The issue sounds exactly like this–and forgive me for posting a link to Cisco’s forum here :
supportforums.cisco.com/thread/2180971
Pretty weird. Lasts about 90 seconds and goes away, or you can hold/unhold to restart the RTP and it also goes away.
Today, finally captured the network traffic and I see that exactly when this issue starts, there is a “marked” RTP packet in the stream. I’m also missing a number of packets leading up to the marked packet, so it looks just like this issue:
issues.asterisk.org/jira/i#brow … RISK-17952
I have a capture at the phone and also a tcpdump from the server that shows this, so I know it’s coming from the server itself. The capture glitches a little at that point when I play it back using Wireshark, so it appears the 7962 has some particular problem with this marked packet, and basically loses it’s mind for a bit. Other phones seem more resiliant.
In the Asterisk issue 17952, the behavior is listed as “normal” since Asterisk is not the source of the audio and is not the source of the skew leading to the marking.
But…
In this case the source of the RTP is Asterisk MeetMe on that server, so I can’t figure out why Asterisk would suddenly think it’s a good idea to skip some audio. The server definitely knows that something happened, else it would not mark the packet, right?
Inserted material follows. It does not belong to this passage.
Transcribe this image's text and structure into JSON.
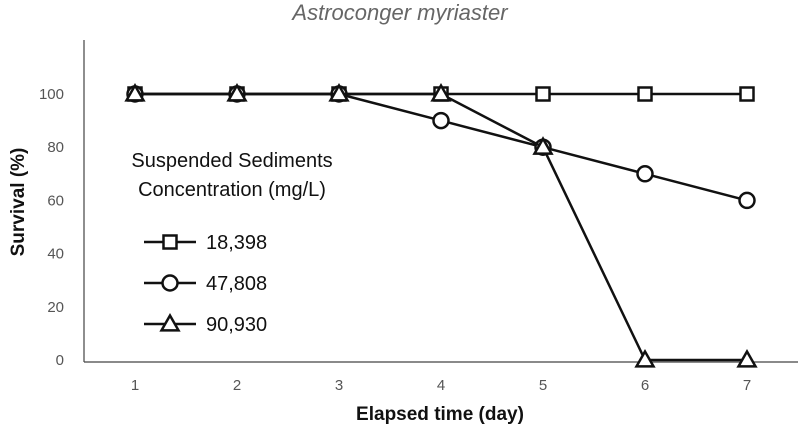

And no, I don’t think we have issues with server capacity… this HP blade has 24 cores, RHEL 6.4, 256 GB RAM. Typically runs with a load average of 0.2. I’ve synthetically tested the server all the way up to the 512 call DAHDI limit, and tested ConfBridge to a couple of thousand. Normal load is a small fraction of that.
And yes, I do hope to migrate to ConfBridge some day… the problem is that the WebMeetme based portal we use would need totally redone, and time is required.
I thought I would reach out for some guidance while I try to dig through the code.
For now, can anyone point me to where this RTP header is built? Dahdi or Asterisk? Is it rebuilt by the bridge, or is it copied from a source packet?
Any thoughts on this issue would be greatly appreciated.
Thank you!
-Brian